Su ascenso literario iba en inversa proporción a su éxito matrimonial. Vivienne Haigh-Wood, su esposa, tenía numerosas dolencias cuyo origen los médicos eludían. Recluida en numerosos sanatorios, era cuidada por los parientes de Eliot que de tanto en tanto venían a Londres; mientras tanto, por más de una década, Eliot disfrutó de las reuniones, la apasionada gallardía con que era definida su poesía, disfrutó su figura pública. Fue a Estados Unidos y a su vuelta no retornó a casa. Se había agotado de la enfermedad de su esposa, de la humillación que le había significado, del público desenfado con que se hablaba de ella. Pidió la separación, que nunca sucedería. Ella lo buscó en sus lecturas y en las firmas de autógrafos y le pidió, en varias ocasiones, que volviera con ella. En 1947, después de un viaje a París, fue de nuevo recluida en un sanatorio de Harringay. Eliot nunca la visitó. Su hermano decía que ella estaba sana, tan sana como él, y en su texto Ozick sugiere que Eliot, que aún seguía siendo su esposo, debió de dar la autorización para que la encerraran de nuevo. Haigh-Wood murió en enero de ese año.
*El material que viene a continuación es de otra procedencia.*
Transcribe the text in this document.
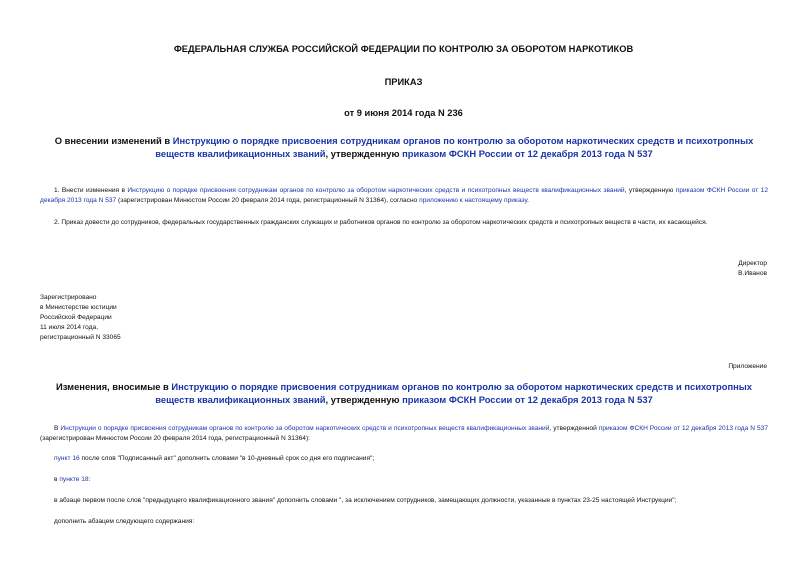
ФЕДЕРАЛЬНАЯ СЛУЖБА РОССИЙСКОЙ ФЕДЕРАЦИИ ПО КОНТРОЛЮ ЗА ОБОРОТОМ НАРКОТИКОВ
ПРИКАЗ
от 9 июня 2014 года N 236
О внесении изменений в Инструкцию о порядке присвоения сотрудникам органов по контролю за оборотом наркотических средств и психотропных веществ квалификационных званий, утвержденную приказом ФСКН России от 12 декабря 2013 года N 537
1. Внести изменения в Инструкцию о порядке присвоения сотрудникам органов по контролю за оборотом наркотических средств и психотропных веществ квалификационных званий, утвержденную приказом ФСКН России от 12 декабря 2013 года N 537 (зарегистрирован Минюстом России 20 февраля 2014 года, регистрационный N 31364), согласно приложению к настоящему приказу.
2. Приказ довести до сотрудников, федеральных государственных гражданских служащих и работников органов по контролю за оборотом наркотических средств и психотропных веществ в части, их касающейся.
Директор
В.Иванов
Зарегистрировано
в Министерстве юстиции
Российской Федерации
11 июля 2014 года,
регистрационный N 33065
Приложение
Изменения, вносимые в Инструкцию о порядке присвоения сотрудникам органов по контролю за оборотом наркотических средств и психотропных веществ квалификационных званий, утвержденную приказом ФСКН России от 12 декабря 2013 года N 537
В Инструкции о порядке присвоения сотрудникам органов по контролю за оборотом наркотических средств и психотропных веществ квалификационных званий, утвержденной приказом ФСКН России от 12 декабря 2013 года N 537 (зарегистрирован Минюстом России 20 февраля 2014 года, регистрационный N 31364):
пункт 16 после слов "Подписанный акт" дополнить словами "в 10-дневный срок со дня его подписания";
в пункте 18:
в абзаце первом после слов "предыдущего квалификационного звания" дополнить словами ", за исключением сотрудников, замещающих должности, указанные в пунктах 23-25 настоящей Инструкции";
дополнить абзацем следующего содержания:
Eliot, por entonces, ya se declaraba anglicano, seguidor de los principios cristianos, conservador (la primera parte de su poema Miércoles de ceniza es una suerte de plegaria: “Y ruego a Dios que se apiade de nosotros / Y le ruego que yo pueda olvidarme / De aquellas cosas que conmigo mismo discuto demasiado / Explico demasiado / Porque no espero retornar jamás / Deja que estas palabras respondan / Por lo que se ha hecho, para no volver a hacerse / Que el juicio no nos sea demasiado gravoso”). A la muerte de su esposa, siguió una etapa de seis años de soledad y cierto grado de desapego al amor cuando se instaló en St. Stephen, una congregación anglicana. Eliot cumplía una penitencia: había obtenido poder en los círculos literarios, tenía tanta fama, honor y aura dionisiaca como podría tener cualquier emperador, y, sin embargo, todo le pareció, de pronto, insuficiente y banal. En Miércoles de ceniza había escrito: “Porque estas alas ya no son alas para volar / Sino sólo abanicos que baten en el aire / El aire que ahora es terriblemente angosto y seco / Más angosto y más seco que la voluntad / Enséñanos a preocuparnos y no preocuparnos / Enséñanos a quedarnos sentados quietos”.
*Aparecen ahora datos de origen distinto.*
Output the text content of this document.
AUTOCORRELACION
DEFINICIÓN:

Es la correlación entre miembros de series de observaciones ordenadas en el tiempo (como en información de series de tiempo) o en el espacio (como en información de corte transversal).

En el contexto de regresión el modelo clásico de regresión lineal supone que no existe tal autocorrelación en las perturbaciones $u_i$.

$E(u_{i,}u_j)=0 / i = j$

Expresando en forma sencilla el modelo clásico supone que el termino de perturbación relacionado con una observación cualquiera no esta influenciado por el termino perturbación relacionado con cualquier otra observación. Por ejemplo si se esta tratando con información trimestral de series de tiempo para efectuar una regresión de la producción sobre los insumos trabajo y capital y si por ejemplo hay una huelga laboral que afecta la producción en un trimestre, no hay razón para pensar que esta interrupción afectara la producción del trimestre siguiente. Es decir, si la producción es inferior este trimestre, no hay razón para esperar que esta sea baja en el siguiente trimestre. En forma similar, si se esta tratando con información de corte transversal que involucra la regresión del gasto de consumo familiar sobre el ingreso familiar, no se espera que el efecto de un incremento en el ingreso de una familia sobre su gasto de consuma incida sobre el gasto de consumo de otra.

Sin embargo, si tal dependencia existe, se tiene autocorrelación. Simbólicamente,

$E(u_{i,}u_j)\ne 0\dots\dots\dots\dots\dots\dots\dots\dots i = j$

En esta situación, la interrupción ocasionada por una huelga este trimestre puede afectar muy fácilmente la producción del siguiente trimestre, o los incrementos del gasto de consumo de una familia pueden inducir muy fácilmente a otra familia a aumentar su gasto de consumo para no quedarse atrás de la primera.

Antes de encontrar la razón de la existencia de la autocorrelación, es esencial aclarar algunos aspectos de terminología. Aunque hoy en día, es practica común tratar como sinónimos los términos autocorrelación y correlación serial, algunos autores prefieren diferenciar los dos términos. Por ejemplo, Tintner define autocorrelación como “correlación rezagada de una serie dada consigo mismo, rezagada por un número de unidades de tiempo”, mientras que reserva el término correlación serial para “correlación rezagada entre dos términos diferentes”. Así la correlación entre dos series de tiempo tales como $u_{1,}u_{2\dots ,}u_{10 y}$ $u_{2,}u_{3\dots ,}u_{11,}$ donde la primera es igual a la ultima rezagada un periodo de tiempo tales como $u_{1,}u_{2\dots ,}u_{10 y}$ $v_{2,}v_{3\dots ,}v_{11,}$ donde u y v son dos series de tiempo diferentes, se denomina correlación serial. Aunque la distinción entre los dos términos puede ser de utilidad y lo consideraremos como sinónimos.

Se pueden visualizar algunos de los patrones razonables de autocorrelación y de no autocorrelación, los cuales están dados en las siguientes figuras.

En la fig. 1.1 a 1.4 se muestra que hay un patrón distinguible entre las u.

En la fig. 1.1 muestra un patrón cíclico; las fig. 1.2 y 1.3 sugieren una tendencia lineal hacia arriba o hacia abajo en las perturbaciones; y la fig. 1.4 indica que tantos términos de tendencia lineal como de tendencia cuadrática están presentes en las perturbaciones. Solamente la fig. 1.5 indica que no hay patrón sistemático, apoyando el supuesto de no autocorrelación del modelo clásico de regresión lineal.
Era el mismo Eliot que decía que “uno quiere sacarse algo del pecho, y no sabe qué es hasta que lo saca” y que también decía “siempre he sentido que no es sabio violar las reglas si uno no las ha observado con detenimiento”. El mismo Eliot que creó una nueva poesía con rimas atípicas, y que utilizó el versículo para que el poema no fuera sólo una entidad musical sino también espiritual. El mismo Eliot que dijo en 1959: “Cuando expresas una declaración, nunca estás seguro de si es válida para todos los poetas o sólo para ti mismo. Creo que no hay nada peor que tratar de formar a las personas a tu imagen y semejanza”.